More than the actual hunger, however, the biggest impact on my daily life was just the sense of anxiety that sets in when you know that you don’t have the money for additional nourishment if you need it. It was at times hard to focus on my job, whether it was from lack of energy or simply from thinking frequently about how hungry I was!
During the week, I spent a fair amount of time thinking about what it must be like to live on food stamps not merely for one week, but for months or years. Of course, living on a food stamp budget for one week is not the same as having that longer-term experience, but at least it got me thinking.
In particular, I spent a lot of time thinking of the many poor families I represented, before I first ran for office, as a Legal Aid attorney in Lowell. These families struggled every day just to provide for their children and put a roof over their heads, and most if not all were just one economic hardship – a lost job, a medical emergency, an unexpected accident – away from falling into deep poverty. Beyond the very real hunger and nourishment issues, not knowing where your next meal will come from – or your next rent check, or money to pay for medicine for your kids – is incredibly traumatic, with lasting damage to families and especially children.

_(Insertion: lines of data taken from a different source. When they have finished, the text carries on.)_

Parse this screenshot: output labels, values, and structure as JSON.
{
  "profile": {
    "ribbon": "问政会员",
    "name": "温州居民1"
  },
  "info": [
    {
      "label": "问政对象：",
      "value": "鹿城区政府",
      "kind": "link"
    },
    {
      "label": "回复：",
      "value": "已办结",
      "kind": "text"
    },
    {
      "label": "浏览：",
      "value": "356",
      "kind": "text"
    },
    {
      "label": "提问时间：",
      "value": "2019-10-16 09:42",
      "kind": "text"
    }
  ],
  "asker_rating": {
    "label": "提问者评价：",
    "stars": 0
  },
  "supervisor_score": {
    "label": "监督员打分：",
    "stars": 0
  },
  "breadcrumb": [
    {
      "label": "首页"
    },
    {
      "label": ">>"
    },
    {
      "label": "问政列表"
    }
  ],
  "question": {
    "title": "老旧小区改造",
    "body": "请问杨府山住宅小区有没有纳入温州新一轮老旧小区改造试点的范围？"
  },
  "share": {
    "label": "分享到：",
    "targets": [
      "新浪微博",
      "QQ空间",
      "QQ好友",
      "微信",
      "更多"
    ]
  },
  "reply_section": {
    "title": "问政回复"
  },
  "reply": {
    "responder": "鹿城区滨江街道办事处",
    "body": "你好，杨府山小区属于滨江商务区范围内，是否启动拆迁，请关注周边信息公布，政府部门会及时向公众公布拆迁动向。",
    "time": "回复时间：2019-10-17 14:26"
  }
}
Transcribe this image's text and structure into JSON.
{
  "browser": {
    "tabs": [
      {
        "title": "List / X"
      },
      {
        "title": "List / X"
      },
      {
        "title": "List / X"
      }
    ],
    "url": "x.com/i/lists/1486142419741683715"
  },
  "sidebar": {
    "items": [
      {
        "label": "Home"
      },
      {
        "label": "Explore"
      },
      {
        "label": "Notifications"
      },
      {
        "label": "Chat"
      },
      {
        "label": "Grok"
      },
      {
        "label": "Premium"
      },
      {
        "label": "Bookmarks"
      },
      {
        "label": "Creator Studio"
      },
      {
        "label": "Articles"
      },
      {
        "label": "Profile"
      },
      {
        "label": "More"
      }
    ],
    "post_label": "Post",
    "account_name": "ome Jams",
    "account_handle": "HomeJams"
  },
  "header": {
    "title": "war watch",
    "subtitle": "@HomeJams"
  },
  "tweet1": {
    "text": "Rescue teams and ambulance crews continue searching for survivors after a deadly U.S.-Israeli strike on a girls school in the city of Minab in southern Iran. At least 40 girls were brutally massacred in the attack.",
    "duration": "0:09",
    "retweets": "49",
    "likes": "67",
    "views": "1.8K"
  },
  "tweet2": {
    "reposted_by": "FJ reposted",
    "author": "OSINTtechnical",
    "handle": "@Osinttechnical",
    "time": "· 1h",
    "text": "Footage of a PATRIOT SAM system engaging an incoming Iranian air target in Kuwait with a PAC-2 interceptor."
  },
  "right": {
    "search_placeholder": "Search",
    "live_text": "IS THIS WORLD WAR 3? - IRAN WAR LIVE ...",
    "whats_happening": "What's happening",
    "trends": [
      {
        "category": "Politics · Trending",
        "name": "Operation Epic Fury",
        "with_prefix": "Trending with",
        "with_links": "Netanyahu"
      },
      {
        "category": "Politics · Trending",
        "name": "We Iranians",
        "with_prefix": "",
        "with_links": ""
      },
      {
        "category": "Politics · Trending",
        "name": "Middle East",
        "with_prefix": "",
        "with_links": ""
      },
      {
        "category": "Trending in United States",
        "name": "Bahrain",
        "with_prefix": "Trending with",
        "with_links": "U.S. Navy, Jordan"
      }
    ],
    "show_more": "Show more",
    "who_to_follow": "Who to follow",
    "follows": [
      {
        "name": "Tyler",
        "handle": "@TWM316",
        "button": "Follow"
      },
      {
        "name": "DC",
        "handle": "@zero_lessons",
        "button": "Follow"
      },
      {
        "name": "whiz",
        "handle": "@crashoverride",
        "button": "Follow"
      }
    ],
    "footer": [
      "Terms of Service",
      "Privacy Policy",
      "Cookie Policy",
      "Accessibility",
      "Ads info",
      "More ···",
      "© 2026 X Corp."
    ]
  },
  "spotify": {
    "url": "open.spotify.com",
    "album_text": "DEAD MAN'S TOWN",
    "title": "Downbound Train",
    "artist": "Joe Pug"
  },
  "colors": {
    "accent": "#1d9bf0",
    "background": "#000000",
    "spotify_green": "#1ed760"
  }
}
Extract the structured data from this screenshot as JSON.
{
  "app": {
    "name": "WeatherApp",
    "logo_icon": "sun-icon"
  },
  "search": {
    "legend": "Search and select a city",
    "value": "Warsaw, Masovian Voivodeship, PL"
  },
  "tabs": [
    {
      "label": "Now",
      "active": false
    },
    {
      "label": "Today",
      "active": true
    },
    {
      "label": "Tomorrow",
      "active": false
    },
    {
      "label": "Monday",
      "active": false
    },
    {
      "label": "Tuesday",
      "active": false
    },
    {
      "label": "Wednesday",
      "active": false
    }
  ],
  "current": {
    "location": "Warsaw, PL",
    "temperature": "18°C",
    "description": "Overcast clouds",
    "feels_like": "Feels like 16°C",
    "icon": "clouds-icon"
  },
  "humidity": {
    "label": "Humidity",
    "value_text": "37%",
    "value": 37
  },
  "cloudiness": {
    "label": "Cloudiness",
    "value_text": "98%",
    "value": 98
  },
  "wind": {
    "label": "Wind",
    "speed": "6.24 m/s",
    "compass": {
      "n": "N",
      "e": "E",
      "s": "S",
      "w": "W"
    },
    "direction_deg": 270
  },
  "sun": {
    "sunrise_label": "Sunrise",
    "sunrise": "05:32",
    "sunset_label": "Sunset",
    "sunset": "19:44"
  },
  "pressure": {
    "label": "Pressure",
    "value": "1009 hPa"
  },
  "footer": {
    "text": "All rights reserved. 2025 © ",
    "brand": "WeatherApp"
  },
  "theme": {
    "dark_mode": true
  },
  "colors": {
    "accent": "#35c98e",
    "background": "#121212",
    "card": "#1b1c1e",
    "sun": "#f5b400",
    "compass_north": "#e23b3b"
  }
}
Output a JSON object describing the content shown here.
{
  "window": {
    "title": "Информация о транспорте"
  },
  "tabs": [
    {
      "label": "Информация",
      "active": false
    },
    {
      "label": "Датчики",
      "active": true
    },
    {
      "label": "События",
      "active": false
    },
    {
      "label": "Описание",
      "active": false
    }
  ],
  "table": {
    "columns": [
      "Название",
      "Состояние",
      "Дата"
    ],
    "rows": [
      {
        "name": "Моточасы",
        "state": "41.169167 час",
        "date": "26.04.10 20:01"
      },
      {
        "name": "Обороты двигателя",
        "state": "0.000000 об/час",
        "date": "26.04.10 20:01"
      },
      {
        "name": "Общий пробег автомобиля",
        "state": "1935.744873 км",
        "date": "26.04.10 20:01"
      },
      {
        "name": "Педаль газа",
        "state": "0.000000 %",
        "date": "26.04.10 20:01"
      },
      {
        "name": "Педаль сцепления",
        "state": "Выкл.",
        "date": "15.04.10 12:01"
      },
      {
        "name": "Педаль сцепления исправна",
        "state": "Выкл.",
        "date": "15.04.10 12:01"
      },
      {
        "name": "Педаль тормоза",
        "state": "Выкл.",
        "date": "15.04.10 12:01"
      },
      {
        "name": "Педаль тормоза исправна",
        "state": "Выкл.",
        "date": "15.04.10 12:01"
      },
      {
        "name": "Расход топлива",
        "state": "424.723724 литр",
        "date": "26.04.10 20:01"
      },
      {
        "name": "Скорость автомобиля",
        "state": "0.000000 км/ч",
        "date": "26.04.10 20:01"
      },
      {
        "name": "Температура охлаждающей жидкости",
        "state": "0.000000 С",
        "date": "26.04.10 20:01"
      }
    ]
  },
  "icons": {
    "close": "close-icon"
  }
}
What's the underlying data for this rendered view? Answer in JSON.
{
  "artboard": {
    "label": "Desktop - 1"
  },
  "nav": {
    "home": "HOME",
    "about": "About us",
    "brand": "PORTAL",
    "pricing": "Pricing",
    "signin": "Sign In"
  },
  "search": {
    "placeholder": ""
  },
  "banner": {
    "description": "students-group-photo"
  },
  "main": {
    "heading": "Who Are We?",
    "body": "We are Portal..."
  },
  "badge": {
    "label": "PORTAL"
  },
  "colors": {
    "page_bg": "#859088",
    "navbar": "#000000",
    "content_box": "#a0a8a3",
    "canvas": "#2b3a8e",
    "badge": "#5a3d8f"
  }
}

The Food Stamp Challenge comes at a particularly appropriate time, as the Senate prepares this week to take up the budget. Undoubtedly, we’ll spend many hours of that time debating fraud in the EBT card system and finding new rules and restrictions to place on low-income families receiving temporary help from the government – and almost no time at all discussing ways we could do more to help these struggling families.
There’s no place for fraud in any government program, including the food stamps and cash assistance programs, and of course I don’t believe tobacco, lottery tickets, tattoos and so forth are appropriate uses for food stamp or cash assistance. If reasonable reforms are before me, I will vote for them.
But sometimes I feel that ardent proponents of these restrictions can’t see the forest for the trees. Those receiving government assistance are trying to make ends meet for their families on very little money each week. They aren’t blowing hundreds of dollars on tattoos or fancy jewelry; they’re trying to put a solid meal on the table. Yet the intense focus on the very small percentage of people abusing the system sends the wrong message about our priorities. Why don’t we spend hours during the budget debate talking about how we can really help low-income families break the cycle of poverty? (Here’s one idea I’ve filed as a budget amendment).
At the end of the week, I was deeply grateful to grab dinner after a very long day of meetings in the district, and release that sense of deprivation that I had felt while participating in the Food Stamp Challenge. It was not only a pleasure to have a full stomach, but to let go of that fear that came with the week’s financial limitations. As we head into the budget debate this week, though, I won’t forget those feelings, or the many families whose food stamp challenge doesn’t end after just one week.